Report: Khazanah facing resistance to Malaysia Airlines, AirAsia X merger proposal

Malaysia Airlines planes are seen on the tarmac at the Kuala Lumpur International Airport in this March 12, 2014 file photo. — Reuters pic
Malaysia Airlines planes are seen on the tarmac at the Kuala Lumpur International Airport in this March 12, 2014 file photo. — Reuters pic

KUALA LUMPUR, Sept 25 — Khazanah Nasional Bhd’s proposal to merge ailing national carrier Malaysia Airlines Bhd (MAB) and long-haul low-cost carrier AirAsia X Bhd (AAX) is reportedly facing strong resistance from the fund’s stakeholders.

Financial paper The Malaysian Reserve cited an unnamed source as saying several shareholders had objected to the merger as they see it as a bailout for the public-listed company.

Malay Mail is currently seeking official comment from Khazanah, MAB and AirAsia X.

The state-owned sovereign wealth fund, which is the sole shareholder for MAB, has reportedly been looking to rid the national carrier from its books after a botched RM6 billion capital injection since 2014 as well as a massive restructuring which saw the termination of 6,000 employees.

AAX, on the other hand, reportedly posted a net loss of RM207.11 million for the second quarter of 2019 and a net loss of RM312.69 million last year as well as a loss of RM244 million in 2015.

It was reported that Putrajaya would have to inject money to cover MAB’s operational expenditure, recapitalise the airline and settle all outstanding debts before any merger can see the light of day.

“Basically, AAX shareholders would get a ‘cleaner’ MAB. Why sell when the government has to clean it up prior to the sale?

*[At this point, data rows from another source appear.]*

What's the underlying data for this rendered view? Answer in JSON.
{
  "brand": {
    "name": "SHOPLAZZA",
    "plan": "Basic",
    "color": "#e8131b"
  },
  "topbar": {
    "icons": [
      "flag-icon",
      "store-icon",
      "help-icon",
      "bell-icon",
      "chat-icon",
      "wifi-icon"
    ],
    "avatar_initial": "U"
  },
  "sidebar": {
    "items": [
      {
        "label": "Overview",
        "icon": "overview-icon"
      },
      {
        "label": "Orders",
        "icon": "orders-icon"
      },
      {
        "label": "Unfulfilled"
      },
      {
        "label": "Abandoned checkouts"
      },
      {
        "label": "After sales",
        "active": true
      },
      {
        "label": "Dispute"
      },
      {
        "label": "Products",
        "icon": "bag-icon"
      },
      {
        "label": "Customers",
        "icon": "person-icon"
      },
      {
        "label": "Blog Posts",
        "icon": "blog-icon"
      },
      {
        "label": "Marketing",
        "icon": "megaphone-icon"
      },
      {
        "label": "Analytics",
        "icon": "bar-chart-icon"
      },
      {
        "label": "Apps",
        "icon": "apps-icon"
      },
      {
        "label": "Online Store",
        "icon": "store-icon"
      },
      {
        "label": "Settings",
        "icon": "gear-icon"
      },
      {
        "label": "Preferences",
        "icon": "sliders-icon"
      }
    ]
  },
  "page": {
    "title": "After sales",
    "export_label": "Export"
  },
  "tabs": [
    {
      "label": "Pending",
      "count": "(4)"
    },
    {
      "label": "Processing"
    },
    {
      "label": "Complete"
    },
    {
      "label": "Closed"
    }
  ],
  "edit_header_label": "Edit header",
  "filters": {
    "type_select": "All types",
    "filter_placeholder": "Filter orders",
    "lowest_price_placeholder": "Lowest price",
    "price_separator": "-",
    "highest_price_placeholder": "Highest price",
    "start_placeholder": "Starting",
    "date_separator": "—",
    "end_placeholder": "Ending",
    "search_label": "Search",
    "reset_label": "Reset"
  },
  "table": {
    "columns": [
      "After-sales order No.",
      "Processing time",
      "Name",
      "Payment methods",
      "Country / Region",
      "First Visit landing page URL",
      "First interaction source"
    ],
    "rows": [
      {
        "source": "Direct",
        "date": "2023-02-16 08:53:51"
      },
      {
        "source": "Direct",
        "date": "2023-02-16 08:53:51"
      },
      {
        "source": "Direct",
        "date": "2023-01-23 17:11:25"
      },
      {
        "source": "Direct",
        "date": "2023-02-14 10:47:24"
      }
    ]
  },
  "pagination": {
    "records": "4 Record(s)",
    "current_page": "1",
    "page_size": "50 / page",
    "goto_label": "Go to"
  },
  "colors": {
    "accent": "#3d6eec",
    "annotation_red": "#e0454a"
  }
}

In fact, there is no single benefit for MAB to merge with AAX,” the report quoted the source, who claimed to be familiar with the matter.

“The latter is not even profitable. The ‘merger’ would only benefit AAX’s shareholders and not MAB or the Malaysian public.

“It seems like the management of Khazanah is pushing to bail out AAX in the pretext of saving MAB. This is not what they are tasked to do,” the source added.

AirAsia founder and group chief executive officer Tan Sri Tony Fernandes has, however, brushed off rumours about the merger with MAB.

Earlier this year, Fernandes said his AirAsia Group Bhd has no plans to reinitiate its 2011 share swap plan with MAB that was rejected by former prime minister Datuk Seri Najib Razak.

In 2011, AirAsia founders Fernandes and Datuk Kamarudin Meranun joined the Malaysia Airlines board in a share swap deal.

However, the deal soured due to disagreements over how to run the airline.